Philadelphia is in the midst of Eagle football mania. Local news programs are filled with bar scenes of yelling, drunken millennials in Eagles shirts, some even in face paint, claiming they are number one! One news clip showed a kindergarten class with the two overweight teachers in Eagles shirts singing, “Fly, Eagles, Fly!” so enthusiastically they were red-faced and spitting. The children were supposed to be singing, too, but several were puzzled, looking around, trying to understand what was going on.
Me, too, kids. Me, too.
I noticed the mania while trying to find information on the government shut-down that was relatively ignored.
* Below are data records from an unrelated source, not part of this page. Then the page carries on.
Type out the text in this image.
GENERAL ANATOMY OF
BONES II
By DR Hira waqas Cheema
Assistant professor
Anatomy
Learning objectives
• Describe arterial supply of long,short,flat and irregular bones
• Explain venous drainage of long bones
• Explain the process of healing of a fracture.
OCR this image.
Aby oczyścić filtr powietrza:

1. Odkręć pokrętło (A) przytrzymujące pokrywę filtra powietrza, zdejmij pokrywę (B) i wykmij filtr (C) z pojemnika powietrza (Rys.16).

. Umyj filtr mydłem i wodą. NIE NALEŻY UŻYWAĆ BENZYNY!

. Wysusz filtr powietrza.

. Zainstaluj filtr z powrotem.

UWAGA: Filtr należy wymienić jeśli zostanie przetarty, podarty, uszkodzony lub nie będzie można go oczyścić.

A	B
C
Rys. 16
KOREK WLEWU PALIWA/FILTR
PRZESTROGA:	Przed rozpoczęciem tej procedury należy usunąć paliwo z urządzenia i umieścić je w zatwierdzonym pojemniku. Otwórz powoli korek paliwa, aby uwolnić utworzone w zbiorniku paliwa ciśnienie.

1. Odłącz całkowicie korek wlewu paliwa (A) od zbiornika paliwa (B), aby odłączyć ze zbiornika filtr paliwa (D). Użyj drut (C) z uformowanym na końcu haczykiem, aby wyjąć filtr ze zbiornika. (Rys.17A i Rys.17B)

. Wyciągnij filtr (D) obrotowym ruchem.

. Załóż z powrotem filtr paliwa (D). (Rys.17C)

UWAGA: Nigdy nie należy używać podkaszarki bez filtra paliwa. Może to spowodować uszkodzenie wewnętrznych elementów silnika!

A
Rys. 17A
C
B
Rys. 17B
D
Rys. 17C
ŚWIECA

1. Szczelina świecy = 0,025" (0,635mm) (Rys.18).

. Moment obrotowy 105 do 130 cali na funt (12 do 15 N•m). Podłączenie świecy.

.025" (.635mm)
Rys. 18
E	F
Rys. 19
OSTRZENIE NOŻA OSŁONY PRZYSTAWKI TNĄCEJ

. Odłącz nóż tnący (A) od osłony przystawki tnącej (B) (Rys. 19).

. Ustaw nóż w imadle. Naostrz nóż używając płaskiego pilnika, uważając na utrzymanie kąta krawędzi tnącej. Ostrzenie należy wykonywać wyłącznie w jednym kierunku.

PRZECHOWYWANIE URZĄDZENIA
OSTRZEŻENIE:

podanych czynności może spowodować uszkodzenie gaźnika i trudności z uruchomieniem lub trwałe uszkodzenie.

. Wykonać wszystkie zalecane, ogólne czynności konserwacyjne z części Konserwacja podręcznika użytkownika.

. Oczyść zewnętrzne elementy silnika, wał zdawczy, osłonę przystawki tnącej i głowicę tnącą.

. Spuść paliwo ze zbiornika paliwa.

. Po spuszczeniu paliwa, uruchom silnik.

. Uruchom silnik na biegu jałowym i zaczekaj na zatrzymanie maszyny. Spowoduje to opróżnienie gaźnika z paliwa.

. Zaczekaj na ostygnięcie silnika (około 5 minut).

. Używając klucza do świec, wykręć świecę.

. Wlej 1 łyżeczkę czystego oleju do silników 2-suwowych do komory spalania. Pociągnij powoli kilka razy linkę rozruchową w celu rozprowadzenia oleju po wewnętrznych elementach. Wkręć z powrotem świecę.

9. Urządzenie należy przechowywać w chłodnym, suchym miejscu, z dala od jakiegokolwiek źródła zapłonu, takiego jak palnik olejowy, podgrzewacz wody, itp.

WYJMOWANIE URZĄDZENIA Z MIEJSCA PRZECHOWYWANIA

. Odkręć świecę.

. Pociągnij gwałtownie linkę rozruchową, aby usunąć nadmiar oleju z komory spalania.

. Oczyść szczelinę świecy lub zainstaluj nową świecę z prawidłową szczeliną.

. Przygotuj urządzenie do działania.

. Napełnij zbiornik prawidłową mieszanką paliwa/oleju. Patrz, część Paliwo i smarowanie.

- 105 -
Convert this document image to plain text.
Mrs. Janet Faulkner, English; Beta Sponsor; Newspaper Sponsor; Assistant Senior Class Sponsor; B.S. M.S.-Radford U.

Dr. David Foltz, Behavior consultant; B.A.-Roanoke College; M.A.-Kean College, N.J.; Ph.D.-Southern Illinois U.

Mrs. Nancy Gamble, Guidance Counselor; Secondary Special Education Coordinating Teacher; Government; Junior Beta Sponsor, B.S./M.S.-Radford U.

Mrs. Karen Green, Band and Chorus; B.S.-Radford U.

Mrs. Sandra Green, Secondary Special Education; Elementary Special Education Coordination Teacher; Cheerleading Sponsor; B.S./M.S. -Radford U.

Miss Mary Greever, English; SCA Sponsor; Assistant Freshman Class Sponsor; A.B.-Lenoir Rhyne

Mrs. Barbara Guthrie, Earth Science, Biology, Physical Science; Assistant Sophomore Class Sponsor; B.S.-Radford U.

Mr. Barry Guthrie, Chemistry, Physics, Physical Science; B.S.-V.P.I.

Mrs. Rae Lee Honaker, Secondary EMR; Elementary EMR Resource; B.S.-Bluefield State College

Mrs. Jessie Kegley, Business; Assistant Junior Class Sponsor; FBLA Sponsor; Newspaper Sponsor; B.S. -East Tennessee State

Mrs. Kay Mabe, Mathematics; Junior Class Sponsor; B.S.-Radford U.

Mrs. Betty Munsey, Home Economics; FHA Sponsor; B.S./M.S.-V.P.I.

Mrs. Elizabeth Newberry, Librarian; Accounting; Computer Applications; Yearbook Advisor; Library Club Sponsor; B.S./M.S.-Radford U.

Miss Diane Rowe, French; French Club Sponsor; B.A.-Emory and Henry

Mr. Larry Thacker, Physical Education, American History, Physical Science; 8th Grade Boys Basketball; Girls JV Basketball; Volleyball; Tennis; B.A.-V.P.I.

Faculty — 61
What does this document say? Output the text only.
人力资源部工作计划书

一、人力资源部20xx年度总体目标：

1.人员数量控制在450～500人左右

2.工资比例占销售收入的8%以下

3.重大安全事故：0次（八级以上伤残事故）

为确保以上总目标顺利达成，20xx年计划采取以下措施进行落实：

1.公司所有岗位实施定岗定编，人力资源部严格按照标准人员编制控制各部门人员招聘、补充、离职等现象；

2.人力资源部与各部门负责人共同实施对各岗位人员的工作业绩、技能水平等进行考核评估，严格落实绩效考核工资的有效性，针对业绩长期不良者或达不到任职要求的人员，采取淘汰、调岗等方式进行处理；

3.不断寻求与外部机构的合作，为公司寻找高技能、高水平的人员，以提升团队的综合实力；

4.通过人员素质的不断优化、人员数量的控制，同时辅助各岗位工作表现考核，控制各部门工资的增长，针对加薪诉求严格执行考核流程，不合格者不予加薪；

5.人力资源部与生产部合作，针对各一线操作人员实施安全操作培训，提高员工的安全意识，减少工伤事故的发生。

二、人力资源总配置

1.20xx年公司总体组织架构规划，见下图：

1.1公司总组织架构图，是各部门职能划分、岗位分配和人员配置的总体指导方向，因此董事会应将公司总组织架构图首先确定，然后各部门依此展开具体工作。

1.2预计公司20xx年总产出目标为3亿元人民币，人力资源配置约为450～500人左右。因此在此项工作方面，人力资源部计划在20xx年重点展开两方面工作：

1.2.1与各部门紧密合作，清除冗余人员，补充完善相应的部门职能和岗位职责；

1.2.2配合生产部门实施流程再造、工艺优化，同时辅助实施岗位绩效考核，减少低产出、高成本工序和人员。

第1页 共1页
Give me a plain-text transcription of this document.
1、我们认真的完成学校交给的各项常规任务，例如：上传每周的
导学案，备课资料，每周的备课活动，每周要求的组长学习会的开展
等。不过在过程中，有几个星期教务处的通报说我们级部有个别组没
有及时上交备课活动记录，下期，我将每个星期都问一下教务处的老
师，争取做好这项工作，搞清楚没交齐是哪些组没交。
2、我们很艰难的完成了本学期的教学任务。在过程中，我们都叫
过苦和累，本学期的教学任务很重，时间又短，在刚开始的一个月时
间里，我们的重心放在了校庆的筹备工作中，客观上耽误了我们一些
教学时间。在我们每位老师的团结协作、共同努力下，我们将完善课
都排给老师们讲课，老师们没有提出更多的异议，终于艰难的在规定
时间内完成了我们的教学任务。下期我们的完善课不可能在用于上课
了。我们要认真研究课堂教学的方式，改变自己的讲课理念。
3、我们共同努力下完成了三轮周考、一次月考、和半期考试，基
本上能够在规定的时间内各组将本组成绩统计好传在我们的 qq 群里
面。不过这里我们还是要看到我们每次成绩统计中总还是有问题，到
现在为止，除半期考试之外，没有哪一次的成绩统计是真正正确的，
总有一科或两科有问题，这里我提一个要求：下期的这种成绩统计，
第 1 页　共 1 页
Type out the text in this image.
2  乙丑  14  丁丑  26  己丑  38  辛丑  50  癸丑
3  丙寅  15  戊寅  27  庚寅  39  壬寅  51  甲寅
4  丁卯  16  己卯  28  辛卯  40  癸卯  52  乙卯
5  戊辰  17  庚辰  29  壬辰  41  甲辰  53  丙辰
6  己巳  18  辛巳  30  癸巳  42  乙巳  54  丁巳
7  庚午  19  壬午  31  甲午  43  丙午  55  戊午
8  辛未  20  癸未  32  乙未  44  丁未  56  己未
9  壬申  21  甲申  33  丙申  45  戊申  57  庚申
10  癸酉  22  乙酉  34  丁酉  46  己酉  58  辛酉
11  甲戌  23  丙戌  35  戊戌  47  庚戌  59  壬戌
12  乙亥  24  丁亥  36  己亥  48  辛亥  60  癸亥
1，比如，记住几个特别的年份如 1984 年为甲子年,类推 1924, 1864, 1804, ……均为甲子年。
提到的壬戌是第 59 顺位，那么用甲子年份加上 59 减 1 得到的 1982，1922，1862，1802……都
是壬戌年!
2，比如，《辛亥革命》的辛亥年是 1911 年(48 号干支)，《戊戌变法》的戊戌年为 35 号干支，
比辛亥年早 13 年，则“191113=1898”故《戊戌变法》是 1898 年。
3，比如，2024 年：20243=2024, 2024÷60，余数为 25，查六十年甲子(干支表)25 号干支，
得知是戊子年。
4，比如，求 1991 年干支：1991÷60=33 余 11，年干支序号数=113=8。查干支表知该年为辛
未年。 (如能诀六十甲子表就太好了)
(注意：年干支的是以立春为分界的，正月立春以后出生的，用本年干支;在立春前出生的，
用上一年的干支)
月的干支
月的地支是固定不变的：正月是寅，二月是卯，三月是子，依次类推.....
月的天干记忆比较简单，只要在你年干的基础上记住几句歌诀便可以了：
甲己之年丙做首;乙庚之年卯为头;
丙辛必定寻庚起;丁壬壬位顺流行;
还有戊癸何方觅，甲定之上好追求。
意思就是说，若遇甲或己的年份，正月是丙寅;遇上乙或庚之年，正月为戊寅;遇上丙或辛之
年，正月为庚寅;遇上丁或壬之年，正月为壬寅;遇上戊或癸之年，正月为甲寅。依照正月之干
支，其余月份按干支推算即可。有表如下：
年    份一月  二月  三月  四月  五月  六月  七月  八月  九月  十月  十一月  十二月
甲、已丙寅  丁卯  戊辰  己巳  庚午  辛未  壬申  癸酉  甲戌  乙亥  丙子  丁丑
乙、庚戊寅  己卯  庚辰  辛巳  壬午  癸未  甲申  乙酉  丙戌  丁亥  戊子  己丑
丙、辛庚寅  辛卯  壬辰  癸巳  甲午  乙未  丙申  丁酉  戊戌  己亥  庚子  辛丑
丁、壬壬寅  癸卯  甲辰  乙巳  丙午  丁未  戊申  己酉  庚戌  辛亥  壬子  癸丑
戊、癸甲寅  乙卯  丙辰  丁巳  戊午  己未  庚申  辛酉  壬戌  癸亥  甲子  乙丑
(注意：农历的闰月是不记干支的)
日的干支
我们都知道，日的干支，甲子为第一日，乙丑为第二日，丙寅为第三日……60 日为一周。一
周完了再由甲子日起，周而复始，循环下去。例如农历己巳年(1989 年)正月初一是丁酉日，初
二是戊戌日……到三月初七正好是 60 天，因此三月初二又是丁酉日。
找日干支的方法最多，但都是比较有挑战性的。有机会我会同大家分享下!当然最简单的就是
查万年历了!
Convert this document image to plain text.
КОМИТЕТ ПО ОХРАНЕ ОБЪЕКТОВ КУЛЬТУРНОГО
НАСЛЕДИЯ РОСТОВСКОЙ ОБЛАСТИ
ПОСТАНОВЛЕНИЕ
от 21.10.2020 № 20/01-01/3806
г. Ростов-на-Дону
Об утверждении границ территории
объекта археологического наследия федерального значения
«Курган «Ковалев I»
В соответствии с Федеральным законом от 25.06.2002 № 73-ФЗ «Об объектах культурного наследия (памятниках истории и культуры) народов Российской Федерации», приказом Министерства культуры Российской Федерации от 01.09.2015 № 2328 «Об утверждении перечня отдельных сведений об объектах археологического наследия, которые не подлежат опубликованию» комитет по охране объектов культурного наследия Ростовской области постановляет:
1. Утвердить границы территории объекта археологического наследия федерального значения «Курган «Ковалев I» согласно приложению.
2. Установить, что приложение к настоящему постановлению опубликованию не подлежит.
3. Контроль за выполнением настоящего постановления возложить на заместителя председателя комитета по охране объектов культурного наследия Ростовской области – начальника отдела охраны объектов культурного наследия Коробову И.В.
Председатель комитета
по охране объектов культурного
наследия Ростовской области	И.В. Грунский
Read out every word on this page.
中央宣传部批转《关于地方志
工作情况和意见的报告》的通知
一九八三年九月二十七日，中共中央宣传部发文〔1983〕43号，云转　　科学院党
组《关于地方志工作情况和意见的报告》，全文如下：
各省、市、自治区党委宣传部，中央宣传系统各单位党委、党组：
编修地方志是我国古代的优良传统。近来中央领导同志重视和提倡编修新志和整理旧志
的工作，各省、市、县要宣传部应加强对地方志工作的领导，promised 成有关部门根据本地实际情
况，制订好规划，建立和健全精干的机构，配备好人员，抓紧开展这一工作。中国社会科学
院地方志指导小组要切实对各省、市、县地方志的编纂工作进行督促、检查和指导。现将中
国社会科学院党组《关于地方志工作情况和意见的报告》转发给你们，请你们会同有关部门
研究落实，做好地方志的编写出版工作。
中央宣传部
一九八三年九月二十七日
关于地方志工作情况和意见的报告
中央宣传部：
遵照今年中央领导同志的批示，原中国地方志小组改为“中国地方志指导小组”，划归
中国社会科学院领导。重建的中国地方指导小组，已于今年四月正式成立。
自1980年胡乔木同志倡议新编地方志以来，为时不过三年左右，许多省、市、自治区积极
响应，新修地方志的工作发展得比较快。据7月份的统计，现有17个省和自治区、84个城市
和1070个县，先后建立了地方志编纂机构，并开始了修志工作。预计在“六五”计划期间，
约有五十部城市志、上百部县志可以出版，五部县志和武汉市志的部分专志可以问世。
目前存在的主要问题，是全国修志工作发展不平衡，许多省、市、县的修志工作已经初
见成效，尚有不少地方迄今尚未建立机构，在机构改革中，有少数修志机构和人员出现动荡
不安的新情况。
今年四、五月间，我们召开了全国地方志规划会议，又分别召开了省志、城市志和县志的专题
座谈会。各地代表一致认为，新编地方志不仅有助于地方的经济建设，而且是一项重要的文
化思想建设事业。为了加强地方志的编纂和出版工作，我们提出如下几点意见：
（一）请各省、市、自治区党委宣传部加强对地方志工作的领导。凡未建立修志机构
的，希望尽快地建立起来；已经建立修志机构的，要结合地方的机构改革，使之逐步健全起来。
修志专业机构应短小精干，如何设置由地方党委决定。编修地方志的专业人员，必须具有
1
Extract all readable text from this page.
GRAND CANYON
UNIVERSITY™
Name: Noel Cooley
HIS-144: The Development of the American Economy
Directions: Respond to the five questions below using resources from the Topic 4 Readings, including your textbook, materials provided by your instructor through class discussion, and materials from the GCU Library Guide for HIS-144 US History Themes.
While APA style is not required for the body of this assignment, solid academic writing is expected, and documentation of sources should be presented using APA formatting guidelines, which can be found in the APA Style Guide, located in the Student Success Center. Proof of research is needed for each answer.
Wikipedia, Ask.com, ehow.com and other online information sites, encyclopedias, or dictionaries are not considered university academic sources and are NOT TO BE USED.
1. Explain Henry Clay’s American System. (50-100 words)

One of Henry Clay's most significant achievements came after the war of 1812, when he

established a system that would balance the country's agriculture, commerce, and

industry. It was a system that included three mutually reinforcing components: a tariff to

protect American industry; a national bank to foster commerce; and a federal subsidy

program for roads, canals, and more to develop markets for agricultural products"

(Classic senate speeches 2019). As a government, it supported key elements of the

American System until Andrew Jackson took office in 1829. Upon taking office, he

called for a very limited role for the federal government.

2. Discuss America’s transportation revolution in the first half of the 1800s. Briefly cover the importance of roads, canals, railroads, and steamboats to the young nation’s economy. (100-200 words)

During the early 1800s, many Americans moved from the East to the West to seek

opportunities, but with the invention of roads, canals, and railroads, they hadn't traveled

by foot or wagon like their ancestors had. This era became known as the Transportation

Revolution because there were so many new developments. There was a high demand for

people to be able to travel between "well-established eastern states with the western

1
It has gotten to the point I hope the Eagles will lose. By the time you read this, it may all be over. I hope so. The torch-and-pitchfork crowd is already gathering outside my door. Why was I not supporting the team? they ask.
Just winning the playoffs resulted in many parked cars spray-painted green. The local news anchors sanctimoniously tisk-tisked over this vandalism, even though they contributed to the over-hyped atmosphere that brought it on. What will happen if the Eagles win the Super Bowl? Will the fans topple City Hall?
I have nothing against the Eagles staff. If not for football, many players would be collecting welfare. It is the fans I find obnoxious.
Several years ago, a friend I saw every day at the community center tried to get me interested in the Phillies. I had always considered professional sports teams as conglomerates of independent entrepreneurs who had no loyalty to Philadelphia and would not throw me a peanut if I were starving. He almost had me converted, but I found the following year many of my favorite players had left for greener pastures. The team I knew was only temporary.
My friend rooted for the Phillies and the Cubs, both losing teams at the time. When I mentioned this, he said something very profound: Win or lose, it is still baseball. Winning is only icing on the cake. He especially likes to watch the pre-game batting practice as he did as a child at Shibe Park with his grandfather. (Ah-ha! That explains it.)
Years ago, I said I was amazed by the athleticism of a football receiver jumping high in the air, catching the ball on his very sticky gloves, keeping his concentration while knowing he would be almost broken in half by a charging defender, but how often did I have to see it? Ten times? A hundred? I think I have already past more than a hundred. I don’t need to see it again.